Miałam ochotę zadzwonić do ojca i poskarżyć się, że moja niańka jest po prostu kiepska, ale nie chciałam robić kłopotów. Myślę, że tata miał dużo pracy i przeszkadzanie mu nie jest moją ulubioną rzeczą.

Przez te trzy dni unikaliśmy się z Justinem na każdym kroku. Często gdzieś wychodził, zwykle wracał po kilku godzinach z zakupami, żebyśmy nie umarli z głodu. Za każdym razem, gdy byłam sama w tym wielkim domu, to zwyczajnie ogarniał mnie strach, ale nie miałam zamiaru prosić szatyna, by zabrał mnie ze sobą.

Kiedy usłyszałam, że Justin bierze prysznic ruszyłam na dół i zaczęłam przyrządzać obiad dla naszej dwójki. Oczywiście ja brałam swój talerz i wracałam do pokoju. Nie chciałam widzieć go, po tym co odwalił.

Robiłam spaghetti, a kiedy je przygotowywałam, podrygiwałam w rytm muzyki, która leciała z telewizora. Uwielbiałam muzykę Years&Years, więc miło było usłyszeć ich utwór w telewizji po tak długim czasie nie słuchania ich. Mieszałam sos, co jakiś czas podjadając i podśpiewując.

- Widzę, że nie tylko ja lubię tańczyć i śpiewać przy robieniu jedzenia.

Ignorując Justina, który musiał pojawić się w kuchni, dokończyłam sos. Wstawiłam wodę w czajniku i zrobiłam dwie herbaty, pamiętając, że Justin lubi dwie łyżeczki cukru w herbacie. Kilka minut później spaghetti było gotowe tak samo jak herbata. Nałożyłam na dwa talerze odpowiednią ilość obiadu, po czym postawiłam jeden na stole i również herbatę, a swoje danie wzięłam w dłonie z zamiarem pójścia do pokoju.

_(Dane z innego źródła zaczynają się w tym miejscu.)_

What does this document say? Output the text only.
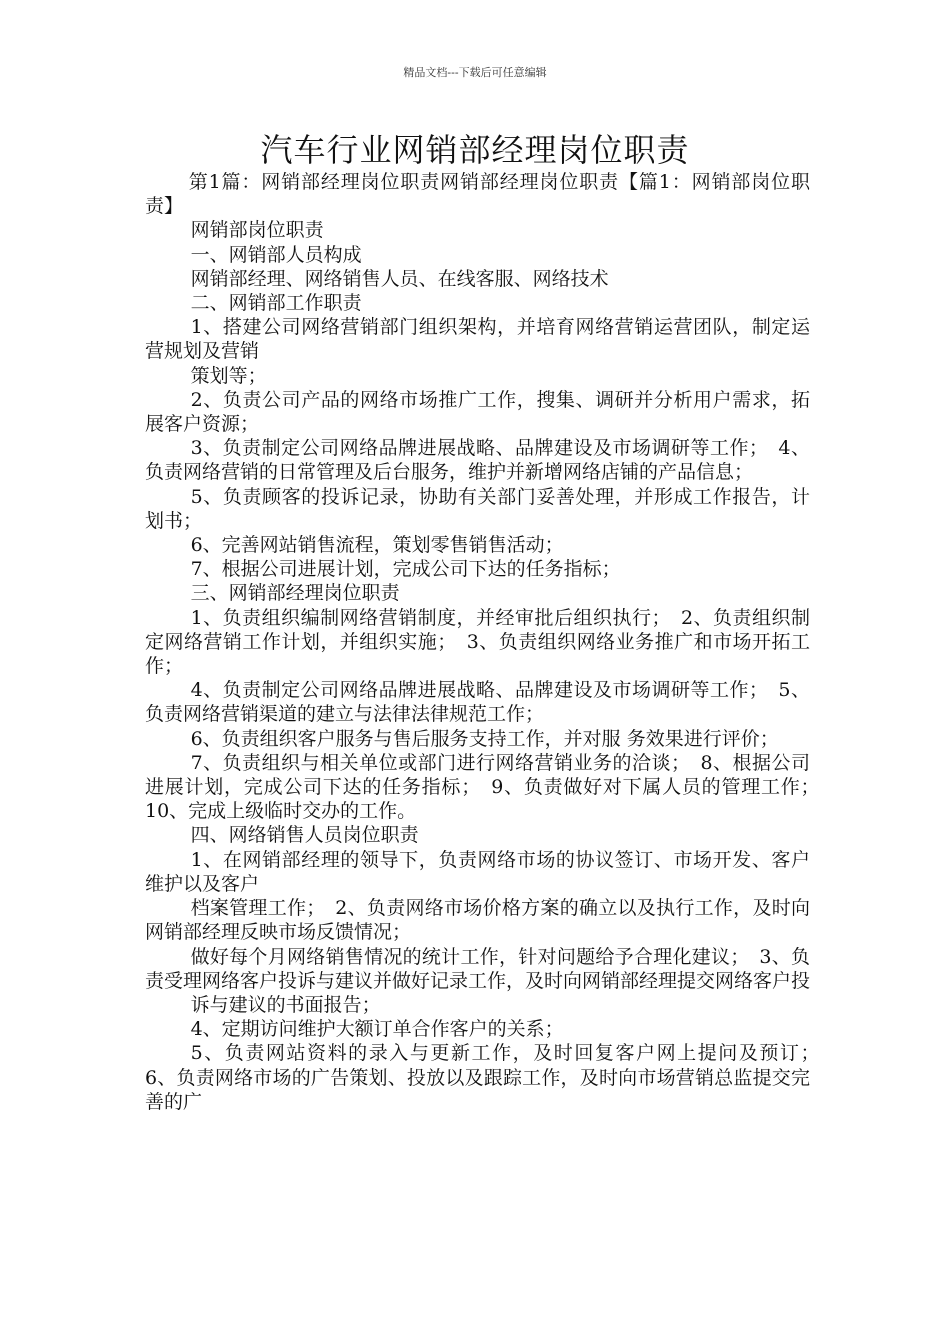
精品文档---下载后可任意编辑
汽车行业网销部经理岗位职责

第1篇：网销部经理岗位职责网销部经理岗位职责【篇1：网销部岗位职责】

网销部岗位职责

一、网销部人员构成

网销部经理、网络销售人员、在线客服、网络技术

二、网销部工作职责

1、搭建公司网络营销部门组织架构，并培育网络营销运营团队，制定运营规划及营销

策划等；

2、负责公司产品的网络市场推广工作，搜集、调研并分析用户需求，拓展客户资源；

3、负责制定公司网络品牌进展战略、品牌建设及市场调研等工作；　4、负责网络营销的日常管理及后台服务，维护并新增网络店铺的产品信息；

5、负责顾客的投诉记录，协助有关部门妥善处理，并形成工作报告，计划书；

6、完善网站销售流程，策划零售销售活动；

7、根据公司进展计划，完成公司下达的任务指标；

三、网销部经理岗位职责

1、负责组织编制网络营销制度，并经审批后组织执行；　2、负责组织制定网络营销工作计划，并组织实施；　3、负责组织网络业务推广和市场开拓工作；

4、负责制定公司网络品牌进展战略、品牌建设及市场调研等工作；　5、负责网络营销渠道的建立与法律法律规范工作；

6、负责组织客户服务与售后服务支持工作，并对服 务效果进行评价；

7、负责组织与相关单位或部门进行网络营销业务的洽谈；　8、根据公司进展计划，完成公司下达的任务指标；　9、负责做好对下属人员的管理工作；　10、完成上级临时交办的工作。

四、网络销售人员岗位职责

1、在网销部经理的领导下，负责网络市场的协议签订、市场开发、客户维护以及客户

档案管理工作；　2、负责网络市场价格方案的确立以及执行工作，及时向网销部经理反映市场反馈情况；

做好每个月网络销售情况的统计工作，针对问题给予合理化建议；　3、负责受理网络客户投诉与建议并做好记录工作，及时向网销部经理提交网络客户投

诉与建议的书面报告；

4、定期访问维护大额订单合作客户的关系；

5、负责网站资料的录入与更新工作，及时回复客户网上提问及预订；　6、负责网络市场的广告策划、投放以及跟踪工作，及时向市场营销总监提交完善的广
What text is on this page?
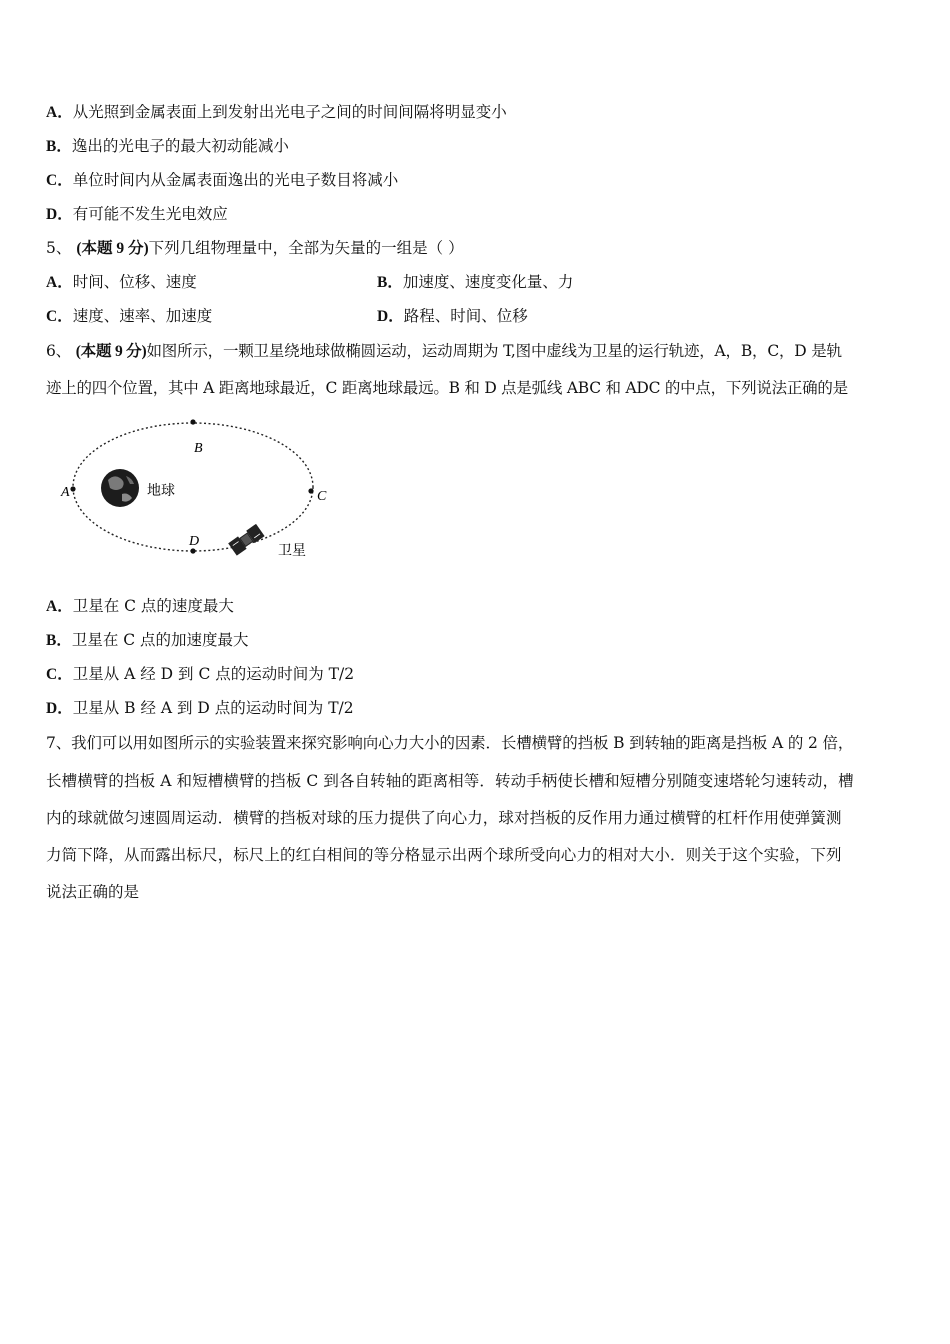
A．从光照到金属表面上到发射出光电子之间的时间间隔将明显变小
B．逸出的光电子的最大初动能减小
C．单位时间内从金属表面逸出的光电子数目将减小
D．有可能不发生光电效应
5、 (本题 9 分)下列几组物理量中，全部为矢量的一组是（ ）
A．时间、位移、速度	B．加速度、速度变化量、力
C．速度、速率、加速度	D．路程、时间、位移
6、 (本题 9 分)如图所示，一颗卫星绕地球做椭圆运动，运动周期为 T,图中虚线为卫星的运行轨迹，A，B，C，D 是轨
迹上的四个位置，其中 A 距离地球最近，C 距离地球最远。B 和 D 点是弧线 ABC 和 ADC 的中点，下列说法正确的是
A
B
C
D
地球
卫星
A．卫星在 C 点的速度最大
B．卫星在 C 点的加速度最大
C．卫星从 A 经 D 到 C 点的运动时间为 T/2
D．卫星从 B 经 A 到 D 点的运动时间为 T/2
7、我们可以用如图所示的实验装置来探究影响向心力大小的因素．长槽横臂的挡板 B 到转轴的距离是挡板 A 的 2 倍，
长槽横臂的挡板 A 和短槽横臂的挡板 C 到各自转轴的距离相等．转动手柄使长槽和短槽分别随变速塔轮匀速转动，槽
内的球就做匀速圆周运动．横臂的挡板对球的压力提供了向心力，球对挡板的反作用力通过横臂的杠杆作用使弹簧测
力筒下降，从而露出标尺，标尺上的红白相间的等分格显示出两个球所受向心力的相对大小．则关于这个实验，下列
说法正确的是
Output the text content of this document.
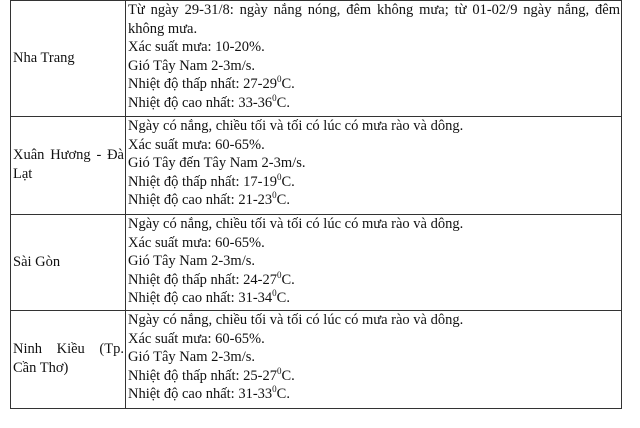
Nha Trang	Từ ngày 29-31/8: ngày nắng nóng, đêm không mưa; từ 01-02/9 ngày nắng, đêm không mưa.
Xác suất mưa: 10-20%.
Gió Tây Nam 2-3m/s.
Nhiệt độ thấp nhất: $27-29^0C$.
Nhiệt độ cao nhất: $33-36^0C$.

Xuân Hương - Đà
Lạt	Ngày có nắng, chiều tối và tối có lúc có mưa rào và dông.
Xác suất mưa: 60-65%.
Gió Tây đến Tây Nam 2-3m/s.
Nhiệt độ thấp nhất: $17-19^0C$.
Nhiệt độ cao nhất: $21-23^0C$.

Sài Gòn	Ngày có nắng, chiều tối và tối có lúc có mưa rào và dông.
Xác suất mưa: 60-65%.
Gió Tây Nam 2-3m/s.
Nhiệt độ thấp nhất: $24-27^0C$.
Nhiệt độ cao nhất: $31-34^0C$.

Ninh Kiều (Tp.
Cần Thơ)	Ngày có nắng, chiều tối và tối có lúc có mưa rào và dông.
Xác suất mưa: 60-65%.
Gió Tây Nam 2-3m/s.
Nhiệt độ thấp nhất: $25-27^0C$.
Nhiệt độ cao nhất: $31-33^0C$.
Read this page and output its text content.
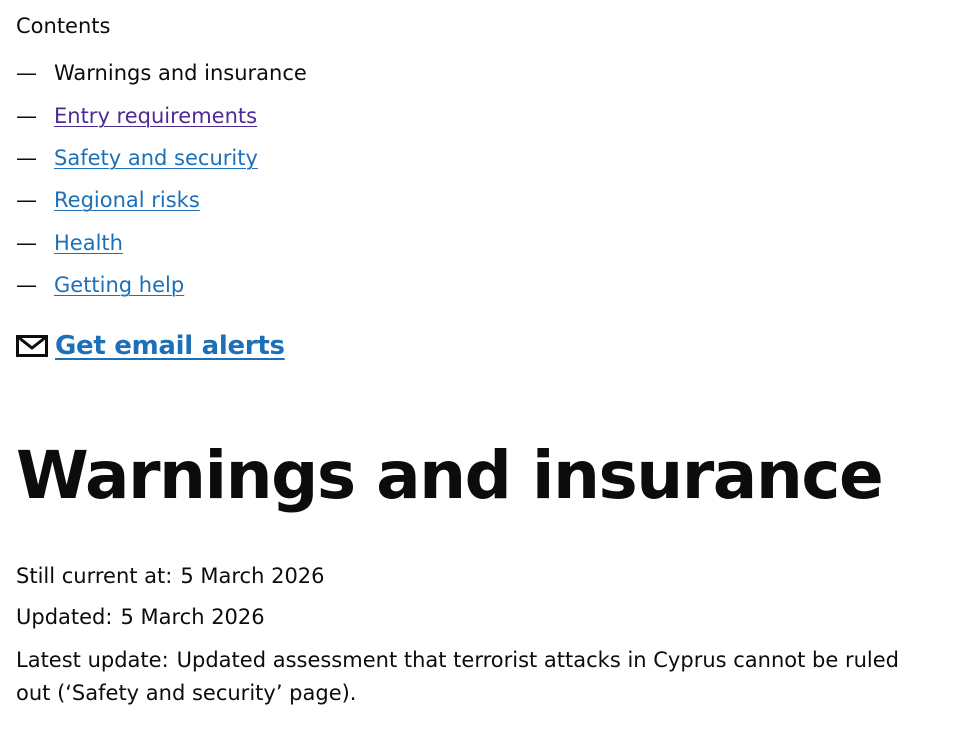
Contents
— Warnings and insurance
— Entry requirements
— Safety and security
— Regional risks
— Health
— Getting help
Get email alerts
Warnings and insurance

Still current at: 5 March 2026

Updated: 5 March 2026

Latest update: Updated assessment that terrorist attacks in Cyprus cannot be ruled out (‘Safety and security’ page).
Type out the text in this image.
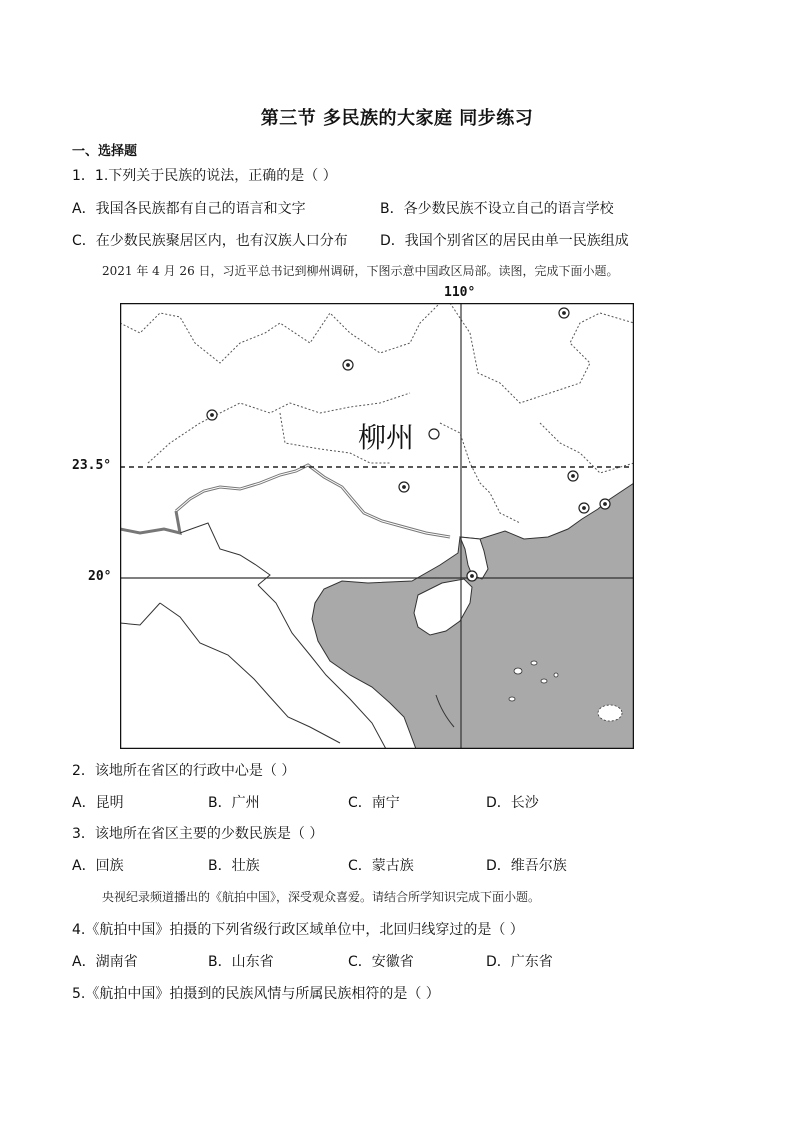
第三节 多民族的大家庭 同步练习
一、选择题
1．1.下列关于民族的说法，正确的是（ ）
A．我国各民族都有自己的语言和文字	B．各少数民族不设立自己的语言学校
C．在少数民族聚居区内，也有汉族人口分布 D．我国个别省区的居民由单一民族组成
2021 年 4 月 26 日，习近平总书记到柳州调研，下图示意中国政区局部。读图，完成下面小题。
110°
23.5°
20°
柳州
2．该地所在省区的行政中心是（ ）
A．昆明	B．广州	C．南宁	D．长沙
3．该地所在省区主要的少数民族是（ ）
A．回族	B．壮族	C．蒙古族	D．维吾尔族
央视纪录频道播出的《航拍中国》，深受观众喜爱。请结合所学知识完成下面小题。
4.《航拍中国》拍摄的下列省级行政区域单位中，北回归线穿过的是（ ）
A．湖南省	B．山东省	C．安徽省	D．广东省
5.《航拍中国》拍摄到的民族风情与所属民族相符的是（ ）
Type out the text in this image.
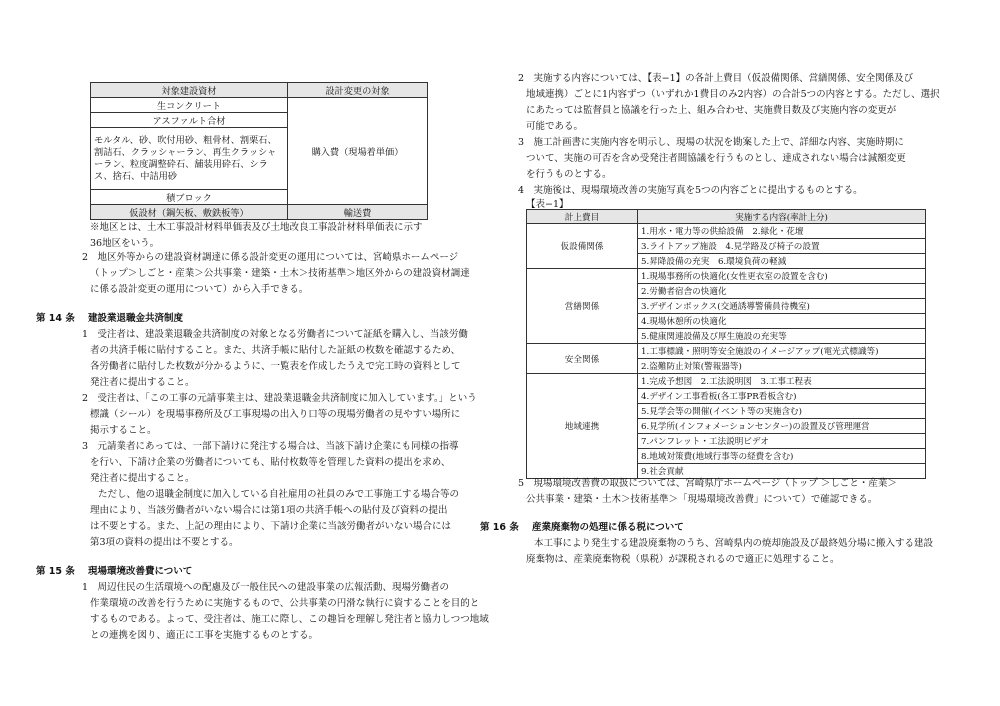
対象建設資材	設計変更の対象
生コンクリート	購入費（現場着単価）
アスファルト合材	
モルタル、砂、吹付用砂、粗骨材、割栗石、割詰石、クラッシャーラン、再生クラッシャーラン、粒度調整砕石、舗装用砕石、シラス、捨石、中詰用砂	
積ブロック	
仮設材（鋼矢板、敷鉄板等）	輸送費
※地区とは、土木工事設計材料単価表及び土地改良工事設計材料単価表に示す
36地区をいう。
2　地区外等からの建設資材調達に係る設計変更の運用については、宮崎県ホームページ
（トップ＞しごと・産業＞公共事業・建築・土木＞技術基準＞地区外からの建設資材調達
に係る設計変更の運用について）から入手できる。
第 14 条 建設業退職金共済制度
1　受注者は、建設業退職金共済制度の対象となる労働者について証紙を購入し、当該労働
者の共済手帳に貼付すること。また、共済手帳に貼付した証紙の枚数を確認するため、
各労働者に貼付した枚数が分かるように、一覧表を作成したうえで完工時の資料として
発注者に提出すること。
2　受注者は、「この工事の元請事業主は、建設業退職金共済制度に加入しています。」という
標識（シール）を現場事務所及び工事現場の出入り口等の現場労働者の見やすい場所に
掲示すること。
3　元請業者にあっては、一部下請けに発注する場合は、当該下請け企業にも同様の指導
を行い、下請け企業の労働者についても、貼付枚数等を管理した資料の提出を求め、
発注者に提出すること。
ただし、他の退職金制度に加入している自社雇用の社員のみで工事施工する場合等の
理由により、当該労働者がいない場合には第1項の共済手帳への貼付及び資料の提出
は不要とする。また、上記の理由により、下請け企業に当該労働者がいない場合には
第3項の資料の提出は不要とする。
第 15 条 現場環境改善費について
1　周辺住民の生活環境への配慮及び一般住民への建設事業の広報活動、現場労働者の
作業環境の改善を行うために実施するもので、公共事業の円滑な執行に資することを目的と
するものである。よって、受注者は、施工に際し、この趣旨を理解し発注者と協力しつつ地域
との連携を図り、適正に工事を実施するものとする。
2　実施する内容については、【表−1】の各計上費目（仮設備関係、営繕関係、安全関係及び
地域連携）ごとに1内容ずつ（いずれか1費目のみ2内容）の合計5つの内容とする。ただし、選択
にあたっては監督員と協議を行った上、組み合わせ、実施費目数及び実施内容の変更が
可能である。
3　施工計画書に実施内容を明示し、現場の状況を勘案した上で、詳細な内容、実施時期に
ついて、実施の可否を含め受発注者間協議を行うものとし、達成されない場合は減額変更
を行うものとする。
4　実施後は、現場環境改善の実施写真を5つの内容ごとに提出するものとする。
【表−1】
計上費目	実施する内容(率計上分)
仮設備関係	1.用水・電力等の供給設備　2.緑化・花壇
	3.ライトアップ施設　4.見学路及び椅子の設置
	5.昇降設備の充実　6.環境負荷の軽減
営繕関係	1.現場事務所の快適化(女性更衣室の設置を含む)
	2.労働者宿舎の快適化
	3.デザインボックス(交通誘導警備員待機室)
	4.現場休憩所の快適化
	5.健康関連設備及び厚生施設の充実等
安全関係	1.工事標識・照明等安全施設のイメージアップ(電光式標識等)
	2.盗難防止対策(警報器等)
地域連携	1.完成予想図　2.工法説明図　3.工事工程表
	4.デザイン工事看板(各工事PR看板含む)
	5.見学会等の開催(イベント等の実施含む)
	6.見学所(インフォメーションセンター)の設置及び管理運営
	7.パンフレット・工法説明ビデオ
	8.地域対策費(地域行事等の経費を含む)
	9.社会貢献
5　現場環境改善費の取扱については、宮崎県庁ホームページ（トップ ＞しごと・産業＞
公共事業・建築・土木＞技術基準＞「現場環境改善費」について）で確認できる。
第 16 条 産業廃棄物の処理に係る税について
本工事により発生する建設廃棄物のうち、宮崎県内の焼却施設及び最終処分場に搬入する建設
廃棄物は、産業廃棄物税（県税）が課税されるので適正に処理すること。
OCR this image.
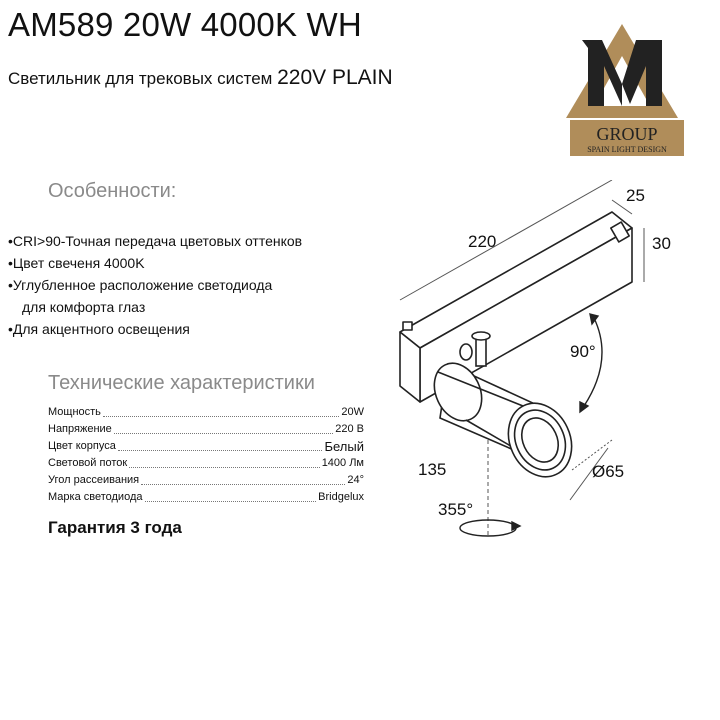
AM589 20W 4000K WH
Светильник для трековых систем 220V PLAIN
GROUP
SPAIN LIGHT DESIGN
Особенности:
•CRI>90-Точная передача цветовых оттенков
•Цвет свеченя 4000K
•Углубленное расположение светодиода
для комфорта глаз
•Для акцентного освещения
Технические характеристики
Мощность	20W
Напряжение	220 В
Цвет корпуса	Белый
Световой поток	1400 Лм
Угол рассеивания	24°
Марка светодиода	Bridgelux
Гарантия 3 года
220
25
30
90°
135	Ø65
355°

- Zostań ze mną - poprosił. Odważyłam się spojrzeć na niego. Miał wciąż mokre włosy, które kapały na jego koszulkę i ją nieco moczyły.

Westchnęłam cicho i wyminęłam go, wchodząc po schodach na górę. Nie miałam zamiaru przebywać z nim w pomieszczeniu dłużej niż kilka sekund. Byłam na niego zła, miałam takie prawo.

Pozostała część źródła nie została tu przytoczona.